Lazy dynamic linking defers binding to any particular external procedure until the first actual use. This avoids work for resolving references to unused symbols, but can also plant a time bomb if there is no definition for a symbol that is used eventually. So a program might fail unexpectedly when it enters a new phase of execution that uses previously-unused symbols. This can be particularly troublesome if the dependent shared libraries are not careful enough to implement an ABI that supports software evolution through differing delivered versions. BIND_NOW can be useful during development and maintenance, for the purpose of finding such dangling references.

A look at dynamic linking

Posted Feb 14, 2024 9:29 UTC (Wed) by cyperpunks (subscriber, #39406) [Link]

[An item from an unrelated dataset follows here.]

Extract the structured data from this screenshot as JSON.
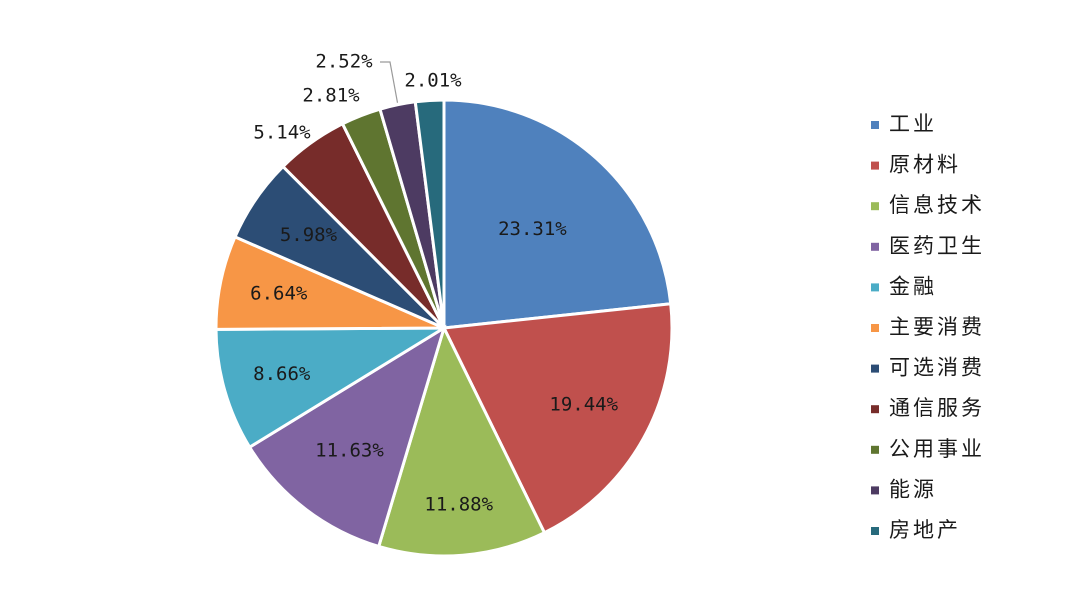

Seems like the details of rpath/runpath was skipped in the description?

A look at dynamic linking

Posted Feb 14, 2024 23:42 UTC (Wed) by interalia (subscriber, #26615) [Link]

Thanks for this article. Knew a decent amount of this but it's always nice to get a well written description with some of the finer details!

A look at dynamic linking

Posted Feb 15, 2024 16:07 UTC (Thu) by jcpunk (subscriber, #95796) [Link]

This is the kind of technical content I love to see at LWN!

A look at dynamic linking

Posted Feb 19, 2024 15:14 UTC (Mon) by mechanicker (subscriber, #166579) [Link] (1 responses)

Remembering the time when I used `dldump` to generate a new executable with most relocations done to speed up start time of a popular CAD software that would load a lot of dynamic libraries.
This was inspired by the Emacs build system and their portable dumper mechanism.

A look at dynamic linking

Posted Feb 22, 2024 9:56 UTC (Thu) by Vorpal (guest, #136011) [Link]

I hadn't heard of that. Reading about it, it sounds similar to the old prelink utility. Maybe it even is what prelink used internally?